2.4 Jenis data, Karakteristik, Unit observasi, Variabel, Populasi, Sensus, Sampel, dan Teknik Sampling
2.4.1 Jenis data
Jenis data dibagi menjadi 2, yaitu
1.      Data kuantitatif
Data yang diperoleh dari hasil menghitung bilangan. Contoh jumlah mahasiswa jurusan Manajemen Keuangan Syariah 2011.
2.      Data kualitatif
Data yang berupa kategori. Contoh gagal, lulus.
2.4.2 Karakteristik
Ciri yang membedakan suatu objek dengan objek yang lain, cirri objek yang akan di periksa.
2.4.3 Unit observasi
Kesatuan atau segala sesuatu yang karakteristiknya akan diperiksa. Objek yang akan diperiksa.
2.4.4 Variabel
Karakteristik yang bisa di klasifikasikan kedalam sekurang-kurangnya dua klasifikasi yang berbeda. Karakteristik yang memberikan sekurang-kurangnya dua hasil pengukuran yang berbeda.
2.4.5 Populasi
Dalam penelitian kuantitatif, apalagi jika dirancang sebagai sebuah penelitian survei (survey research), keberadaan populasi dan sampel penelitian nyaris tak dapat dihindarkan. Populasi dan sampel merupakan sumber utama untuk memperoleh data yang dibutuhkan dalam mengungkapkan fenomena atau realitas yang dijadikan fokus penelitian kita. Demi mencapai keakuratan dan validitas data yang dihasilkan, populasi dan sampel yang dijadikan objek penelitian harus memiliki kejelasan baik dari segi scope, ukuran, maupun karakteristiknya.

BAB III
PENUTUP 

a.       Kesimpulan
Statistik adalah sebagai alat pengolah data angka. Stasistik dapat juga
diartikan sebagai metode/asas-asas guna mengerjakan/memanipulasi data kuantitatif agar angka berbicara. Pendekatan dengan statistik sering digunakan metode statistic yaitu metode guna mengumpulkan, mengolah, menyajikan, menganalisis & menginterpretasikan data statistik. Statistika dapat pula diartikan pengetahuan yang berhubungan dengan pengumpulan data, pengolahan data, penganalisisan dan penarikan kesimpulan berdasarkan data dan analisis. Jadi statistik adalah produk dari kerjastatistika.
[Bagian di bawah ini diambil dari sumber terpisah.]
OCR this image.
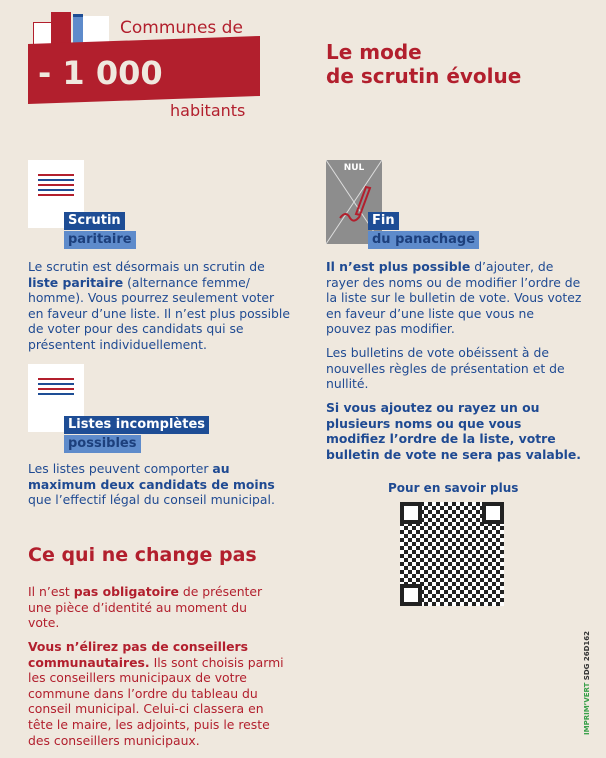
Communes de
- 1 000
habitants
Le mode
de scrutin évolue
Scrutin
paritaire

Le scrutin est désormais un scrutin de liste paritaire (alternance femme/ homme). Vous pourrez seulement voter en faveur d’une liste. Il n’est plus possible de voter pour des candidats qui se présentent individuellement.

Listes incomplètes
possibles

Les listes peuvent comporter au maximum deux candidats de moins que l’effectif légal du conseil municipal.

NUL
Fin
du panachage

Il n’est plus possible d’ajouter, de rayer des noms ou de modifier l’ordre de la liste sur le bulletin de vote. Vous votez en faveur d’une liste que vous ne pouvez pas modifier.

Les bulletins de vote obéissent à de nouvelles règles de présentation et de nullité.

Si vous ajoutez ou rayez un ou plusieurs noms ou que vous modifiez l’ordre de la liste, votre bulletin de vote ne sera pas valable.

Pour en savoir plus
Ce qui ne change pas

Il n’est pas obligatoire de présenter une pièce d’identité au moment du vote.

Vous n’élirez pas de conseillers communautaires. Ils sont choisis parmi les conseillers municipaux de votre commune dans l’ordre du tableau du conseil municipal. Celui-ci classera en tête le maire, les adjoints, puis le reste des conseillers municipaux.

IMPRIM’VERT SDG 26D162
Statistika adalah ilmu yang mempelajari bagaimana merencanakan, mengumpulkan, menganalisis, menginterpretasi, dan mempresentasikan data. Singkatnya, statistika adalah ilmu yang berkenaan dengan data. Istilah 'statistika' (bahasa Inggris: statistics) berbeda dengan 'statistik' (statistic). Statistika merupakan ilmu yang berkenaan dengan data, sedang statistik adalah data, informasi, atau hasil penerapan algoritma statistika pada suatu data.
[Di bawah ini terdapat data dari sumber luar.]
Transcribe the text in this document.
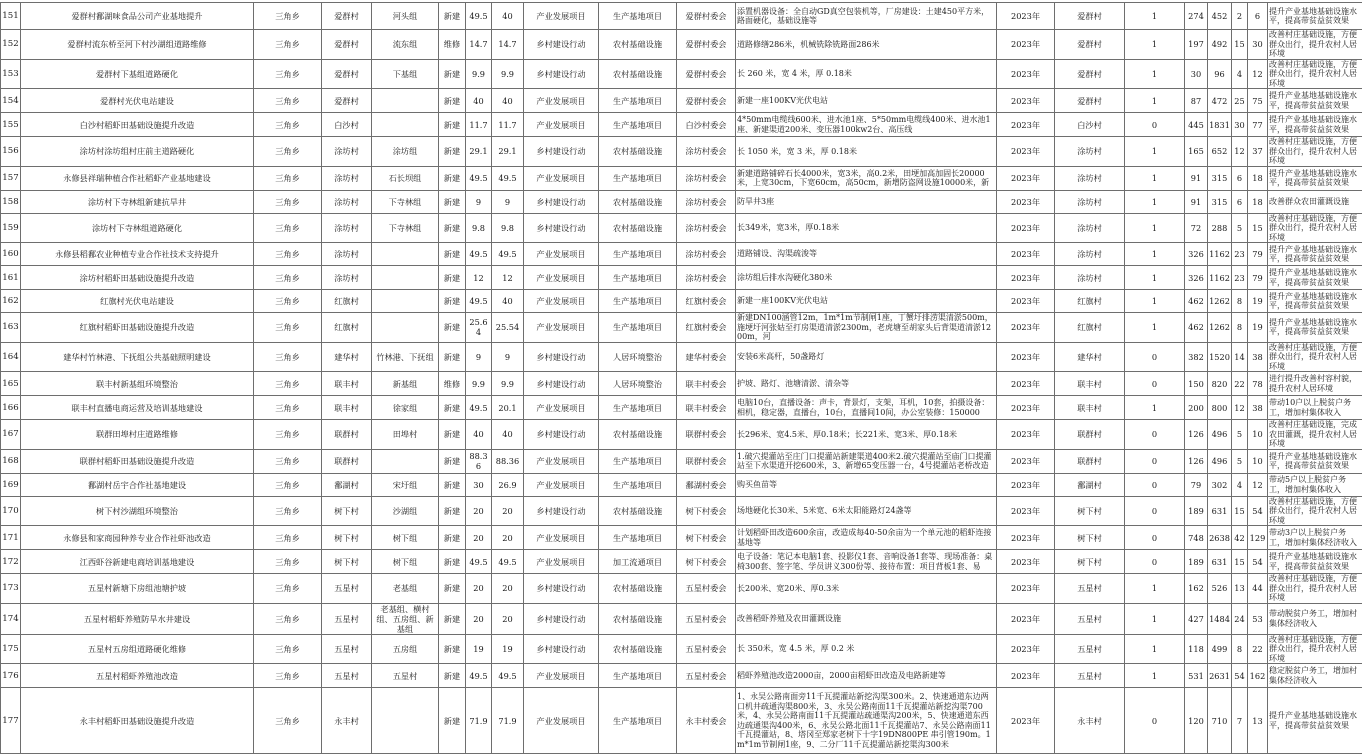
151	爱群村鄱湖味食品公司产业基地提升	三角乡	爱群村	河头组	新建	49.5	40	产业发展项目	生产基地项目	爱群村委会	添置机器设备：全自动GD真空包装机等，厂房建设：土建450平方米，路面硬化，基础设施等	2023年	爱群村	1	274	452	2	6	提升产业基地基础设施水平，提高带贫益贫效果
152	爱群村流东桥至河下村沙湖组道路维修	三角乡	爱群村	流东组	维修	14.7	14.7	乡村建设行动	农村基础设施	爱群村委会	道路修缮286米，机械铣除铣路面286米	2023年	爱群村	1	197	492	15	30	改善村庄基础设施，方便群众出行，提升农村人居环境
153	爱群村下基组道路硬化	三角乡	爱群村	下基组	新建	9.9	9.9	乡村建设行动	农村基础设施	爱群村委会	长 260 米，宽 4 米，厚 0.18米	2023年	爱群村	1	30	96	4	12	改善村庄基础设施，方便群众出行，提升农村人居环境
154	爱群村光伏电站建设	三角乡	爱群村		新建	40	40	产业发展项目	生产基地项目	爱群村委会	新建一座100KV光伏电站	2023年	爱群村	1	87	472	25	75	提升产业基地基础设施水平，提高带贫益贫效果
155	白沙村稻虾田基础设施提升改造	三角乡	白沙村		新建	11.7	11.7	产业发展项目	生产基地项目	白沙村委会	4*50mm电缆线600米、进水池1座、5*50mm电缆线400米、进水池1座、新建渠道200米、变压器100kw2台、高压线	2023年	白沙村	0	445	1831	30	77	提升产业基地基础设施水平，提高带贫益贫效果
156	涂坊村涂坊组村庄前主道路硬化	三角乡	涂坊村	涂坊组	新建	29.1	29.1	乡村建设行动	农村基础设施	涂坊村委会	长 1050 米，宽 3 米，厚 0.18米	2023年	涂坊村	1	165	652	12	37	改善村庄基础设施，方便群众出行，提升农村人居环境
157	永修县祥瑞种植合作社稻虾产业基地建设	三角乡	涂坊村	石长坝组	新建	49.5	49.5	产业发展项目	生产基地项目	涂坊村委会	新建道路铺碎石长4000米，宽3米，高0.2米，田埂加高加固长20000米，上宽30cm，下宽60cm，高50cm，新增防盗网设施10000米，新	2023年	涂坊村	1	91	315	6	18	提升产业基地基础设施水平，提高带贫益贫效果
158	涂坊村下寺林组新建抗旱井	三角乡	涂坊村	下寺林组	新建	9	9	乡村建设行动	农村基础设施	涂坊村委会	防旱井3座	2023年	涂坊村	1	91	315	6	18	改善群众农田灌溉设施
159	涂坊村下寺林组道路硬化	三角乡	涂坊村	下寺林组	新建	9.8	9.8	乡村建设行动	农村基础设施	涂坊村委会	长349米，宽3米，厚0.18米	2023年	涂坊村	1	72	288	5	15	改善村庄基础设施，方便群众出行，提升农村人居环境
160	永修县稻鄱农业种植专业合作社技术支持提升	三角乡	涂坊村		新建	49.5	49.5	产业发展项目	生产基地项目	涂坊村委会	道路铺设、沟渠疏浚等	2023年	涂坊村	1	326	1162	23	79	提升产业基地基础设施水平，提高带贫益贫效果
161	涂坊村稻虾田基础设施提升改造	三角乡	涂坊村		新建	12	12	产业发展项目	生产基地项目	涂坊村委会	涂坊组后排水沟硬化380米	2023年	涂坊村	1	326	1162	23	79	提升产业基地基础设施水平，提高带贫益贫效果
162	红旗村光伏电站建设	三角乡	红旗村		新建	49.5	40	产业发展项目	生产基地项目	红旗村委会	新建一座100KV光伏电站	2023年	红旗村	1	462	1262	8	19	提升产业基地基础设施水平，提高带贫益贫效果
163	红旗村稻虾田基础设施提升改造	三角乡	红旗村		新建	25.64	25.54	产业发展项目	生产基地项目	红旗村委会	新建DN100涵管12m，1m*1m节制闸1座，丁蟹圩排涝渠清淤500m，施埂圩河张姑至打房渠道清淤2300m，老虎塘至胡家头后背渠道清淤1200m，河	2023年	红旗村	1	462	1262	8	19	提升产业基地基础设施水平，提高带贫益贫效果
164	建华村竹林港、下抚组公共基础照明建设	三角乡	建华村	竹林港、下抚组	新建	9	9	乡村建设行动	人居环境整治	建华村委会	安装6米高杆，50盏路灯	2023年	建华村	0	382	1520	14	38	改善村庄基础设施，方便群众出行，提升农村人居环境
165	联丰村新基组环境整治	三角乡	联丰村	新基组	维修	9.9	9.9	乡村建设行动	人居环境整治	联丰村委会	护坡、路灯、池塘清淤、清杂等	2023年	联丰村	0	150	820	22	78	进行提升改善村容村貌，提升农村人居环境
166	联丰村直播电商运营及培训基地建设	三角乡	联丰村	徐家组	新建	49.5	20.1	产业发展项目	生产基地项目	联丰村委会	电脑10台，直播设备：声卡，背景灯，支架，耳机，10套，拍摄设备：相机，稳定器，直播台，10台，直播间10间，办公室装修：150000	2023年	联丰村	1	200	800	12	38	带动10户以上脱贫户务工，增加村集体收入
167	联群田埠村庄道路维修	三角乡	联群村	田埠村	新建	40	40	乡村建设行动	农村基础设施	联群村委会	长296米、宽4.5米、厚0.18米；长221米、宽3米、厚0.18米	2023年	联群村	0	126	496	5	10	改善村庄基础设施，完成农田灌溉，提升农村人居环境
168	联群村稻虾田基础设施提升改造	三角乡	联群村		新建	88.36	88.36	产业发展项目	生产基地项目	联群村委会	1.破穴提灌站至庄门口提灌站新建渠道400米2.破穴提灌站至庙门口提灌站至下水渠道开挖600米，3、新增65变压器一台，4号提灌站老桥改造	2023年	联群村	0	126	496	5	10	提升产业基地基础设施水平，提高带贫益贫效果
169	鄱湖村岳宇合作社基地建设	三角乡	鄱湖村	宋圩组	新建	30	26.9	产业发展项目	生产基地项目	鄱湖村委会	购买鱼苗等	2023年	鄱湖村	0	79	302	4	12	带动5户以上脱贫户务工，增加村集体收入
170	树下村沙湖组环境整治	三角乡	树下村	沙湖组	新建	20	20	乡村建设行动	农村基础设施	树下村委会	场地硬化长30米、5米宽、6米太阳能路灯24盏等	2023年	树下村	0	189	631	15	54	改善村庄基础设施，方便群众出行，提升农村人居环境
171	永修县和家商园种养专业合作社虾池改造	三角乡	树下村	树下组	新建	20	20	产业发展项目	生产基地项目	树下村委会	计划稻虾田改造600余亩，改造成每40-50余亩为一个单元池的稻虾连接基地等	2023年	树下村	0	748	2638	42	129	带动3户以上脱贫户务工，增加村集体经济收入
172	江西虾谷新建电商培训基地建设	三角乡	树下村	树下组	新建	49.5	49.5	产业发展项目	加工流通项目	树下村委会	电子设备：笔记本电脑1套、投影仪1套、音响设备1套等、现场准备：桌椅300套、签字笔、学员讲义300份等、接待布置：项目背板1套、易	2023年	树下村	0	189	631	15	54	提升产业基地基础设施水平，提高带贫益贫效果
173	五星村新塘下房组池塘护坡	三角乡	五星村	老基组	新建	20	20	乡村建设行动	农村基础设施	五星村委会	长200米、宽20米、厚0.3米	2023年	五星村	1	162	526	13	44	改善村庄基础设施，方便群众出行，提升农村人居环境
174	五星村稻虾养殖防旱水井建设	三角乡	五星村	老基组、横村组、五房组、新基组	新建	20	20	乡村建设行动	农村基础设施	五星村委会	改善稻虾养殖及农田灌溉设施	2023年	五星村	1	427	1484	24	53	带动脱贫户务工，增加村集体经济收入
175	五星村五房组道路硬化维修	三角乡	五星村	五房组	新建	19	19	乡村建设行动	农村基础设施	五星村委会	长 350米，宽 4.5 米，厚 0.2 米	2023年	五星村	1	118	499	8	22	改善村庄基础设施，方便群众出行，提升农村人居环境
176	五星村稻虾养殖池改造	三角乡	五星村	五星村	新建	49.5	49.5	产业发展项目	生产基地项目	五星村委会	稻虾养殖池改造2000亩，2000亩稻虾田改造及电路新建等	2023年	五星村	1	531	2631	54	162	稳定脱贫户务工，增加村集体经济收入
177	永丰村稻虾田基础设施提升改造	三角乡	永丰村		新建	71.9	71.9	产业发展项目	生产基地项目	永丰村委会	1、永吴公路南面旁11千瓦提灌站新挖沟渠300米。2、快速通道东边两口机井疏通沟渠800米，3、永吴公路南面11千瓦提灌站新挖沟渠700米，4、永吴公路南面11千瓦提灌站疏通渠沟200米，5、快速通道东西边疏通渠沟400米，6、永吴公路北面11千瓦提灌站7、永吴公路南面11千瓦提灌站，8、塔冈至郑家老树下十字19DN800PE 串引管190m。1m*1m节制闸1座，9、二分厂11千瓦提灌站新挖渠沟300米	2023年	永丰村	0	120	710	7	13	提升产业基地基础设施水平，提高带贫益贫效果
Ada empat tipe pengukuran atau skala pengukuran yang digunakan di dalam statistika, yakni: nominal, ordinal, interval, dan rasio. Keempat skala pengukuran tersebut memiliki tingkat penggunaan yang berbeda dalam riset statistik.
b. Saran
Penulis menyarankan kepada setiap pembaca untuk mempelajari statistika. Karena statistika khususnya distribusi data ini sangat penting.